Je prends dans ma hotte, en quelque sorte, les enrichissements successifs que la discussion parlementaire permet d'obtenir. C'est ainsi que je m'apprête à y placer l'amendement que va défendre le groupe communiste républicain et citoyen et qui demande au Gouvernement de présenter un rapport chaque année sur les orientations de la politique de coopération. Cela dit, je ne veux pas non plus charger trop ma hotte ! (Sourires.)
M. Paul Masson, rapporteur. Je demande la parole.
M. le président. La parole est à M. le rapporteur.
M. Paul Masson, rapporteur.
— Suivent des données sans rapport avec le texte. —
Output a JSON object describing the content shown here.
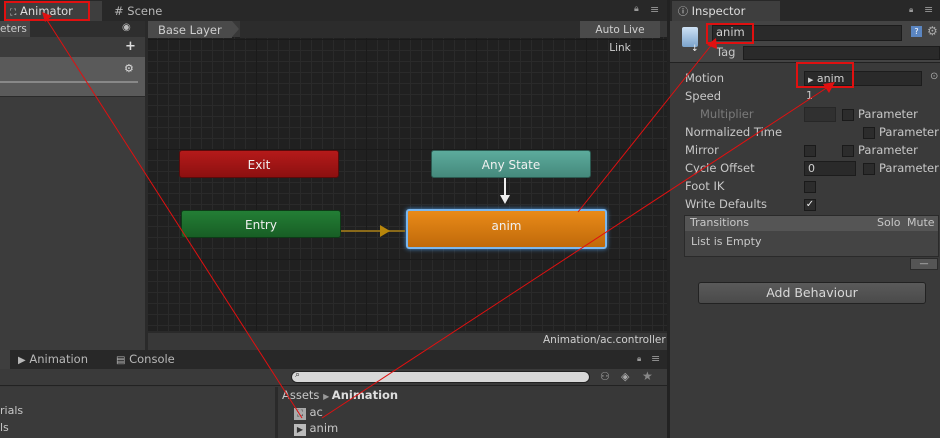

Monsieur le ministre, je regrette une fois de plus que vous renonciez à la prérogative gouvernementale de traiter certains points par la voie réglementaire, vous réfugiant dans la loi pour figer des textes qui, en définitive, doivent respirer.
Laissez donc les expériences vivre et sachez vous réserver la possibilité d'intervenir sur la manière dont elles sont menées. Ne déléguez pas totalement ce rôle au Parlement : il n'est pas fait pour cela !
M. Christian Bonnet. Exactement !
M. Paul Masson, rapporteur. Le Parlement est fait pour légiférer sur les points majeurs et non pour, passez-moi l'expression, pinailler dans les coins !
M. Michel Dreyfus-Schmidt. Vous ne l'avez pas dit aux gouvernements précédents !
M. Christian Bonnet. Oh si !
M. le président. Personne ne demande la parole ?...
Je mets aux voix l'amendement n° 11.

(L'amendement est adopté.)
M. le président. Personne ne demande la parole ?...
Je mets aux voix l'article 8, modifié.